Results from the current study extend previous research in several important ways. Although the generalizability of the current study’s findings are limited to adolescent girls at-risk for type 2 diabetes, little is known about the sleep and disinhibited eating behaviors of these individuals. Obesity (Park, Falconer, Viner, & Kinra, 2012), poor sleep (Flint et al., 2007; Koren et al., 2011; Koren et al., 2015; Matthews et al., 2012) and disinhibited eating (Tanofsky-Kraff et al., 2012) all increase risk for metabolic dysfunction and are thus important factors to consider concurrently when designing clinical efforts for the prevention of type 2 diabetes. Furthermore, the majority of prior studies examining sleep and eating behavior have relied on self-report methods of general energy intake and there has been little attention to specific disinhibited eating behaviors associated with excessive weight gain and exacerbated metabolic functioning in youth, such as binge eating (Field et al., 2003; Sonneville et al., 2013; Tanofsky-Kraff et al., 2006). Sleep is also generally operationalized according to whether participants meet the recommended amount of sleep duration, despite research highlighting the importance of also examining qualitative indicators of sleep (Jarrin et al., 2013). The current study addressed many of these limitations through its inclusion of multi-modal assessments of disinhibited eating and a measure of daytime sleepiness, which allowed us to identify significant associations with obesity-promoting eating behaviors which would not have been uncovered otherwise.
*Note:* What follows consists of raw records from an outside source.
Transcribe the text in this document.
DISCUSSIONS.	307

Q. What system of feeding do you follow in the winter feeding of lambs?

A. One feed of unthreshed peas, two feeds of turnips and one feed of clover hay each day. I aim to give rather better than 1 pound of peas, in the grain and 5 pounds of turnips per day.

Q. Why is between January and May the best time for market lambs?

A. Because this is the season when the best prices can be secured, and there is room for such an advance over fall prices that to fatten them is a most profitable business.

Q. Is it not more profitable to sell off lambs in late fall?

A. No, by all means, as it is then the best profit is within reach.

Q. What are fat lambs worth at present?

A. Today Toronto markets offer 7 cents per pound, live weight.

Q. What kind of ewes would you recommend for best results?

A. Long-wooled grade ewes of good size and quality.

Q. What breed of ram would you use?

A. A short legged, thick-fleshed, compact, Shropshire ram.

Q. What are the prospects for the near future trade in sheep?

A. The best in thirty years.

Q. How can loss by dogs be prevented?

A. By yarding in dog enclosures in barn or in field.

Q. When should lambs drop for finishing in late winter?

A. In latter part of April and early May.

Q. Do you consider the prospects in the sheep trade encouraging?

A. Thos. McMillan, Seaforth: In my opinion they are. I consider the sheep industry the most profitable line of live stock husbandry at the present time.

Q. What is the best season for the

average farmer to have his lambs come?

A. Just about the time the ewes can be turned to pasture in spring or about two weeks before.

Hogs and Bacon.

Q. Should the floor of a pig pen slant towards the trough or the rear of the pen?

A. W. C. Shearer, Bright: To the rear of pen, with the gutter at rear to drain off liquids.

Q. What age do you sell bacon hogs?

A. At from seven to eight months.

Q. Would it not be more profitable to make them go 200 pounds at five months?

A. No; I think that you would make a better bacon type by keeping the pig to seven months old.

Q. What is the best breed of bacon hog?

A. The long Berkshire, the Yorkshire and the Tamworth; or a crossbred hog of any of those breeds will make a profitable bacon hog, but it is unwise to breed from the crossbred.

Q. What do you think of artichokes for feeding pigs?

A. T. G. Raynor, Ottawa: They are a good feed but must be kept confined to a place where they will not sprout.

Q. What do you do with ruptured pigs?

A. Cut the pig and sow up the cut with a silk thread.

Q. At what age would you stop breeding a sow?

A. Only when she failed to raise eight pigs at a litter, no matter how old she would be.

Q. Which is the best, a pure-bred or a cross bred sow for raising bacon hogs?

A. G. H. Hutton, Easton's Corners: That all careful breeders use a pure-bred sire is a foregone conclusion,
Future research should evaluate the relationship of sleep and disinhibited eating using objective measures of sleep duration and quality. Prospective data are also needed to determine whether binge eating accounts for links between sleep quality and obesity risk, as well as associated metabolic concerns, among youth. Of note, in the current study, sleep duration accounted for only a small amount of variance in the model examining observed energy intake. Moreover, multiple comparisons were conducted, increasing the odds of type 1 error. For these reasons, replication studies with larger samples of adolescents are needed. Future studies should include boys, as extant data from adults suggest that males and females may have differential metabolic and energy responses to short sleep duration (Cedernaes, Schiöth, & Benedict, 2015).

In summary, self-reported daytime sleepiness was associated with obesity-promoting binge eating behavior, after adjusting for body composition, depressive symptoms and general perceived stress. Reported sleep duration, in contrast, was not associated with binge eating or objective EAH, although it was positively associated with energy intake from a lunch buffet. This association may reflect an atypical depressive presentation, a surrogate for other sleep difficulties, and/or variability in sample characteristics across studies. Data from the current study highlight the importance of evaluating quantitative and qualitative indicators of sleep behavior in the context of obesity-promoting eating behaviors and type 2 diabetes prevention.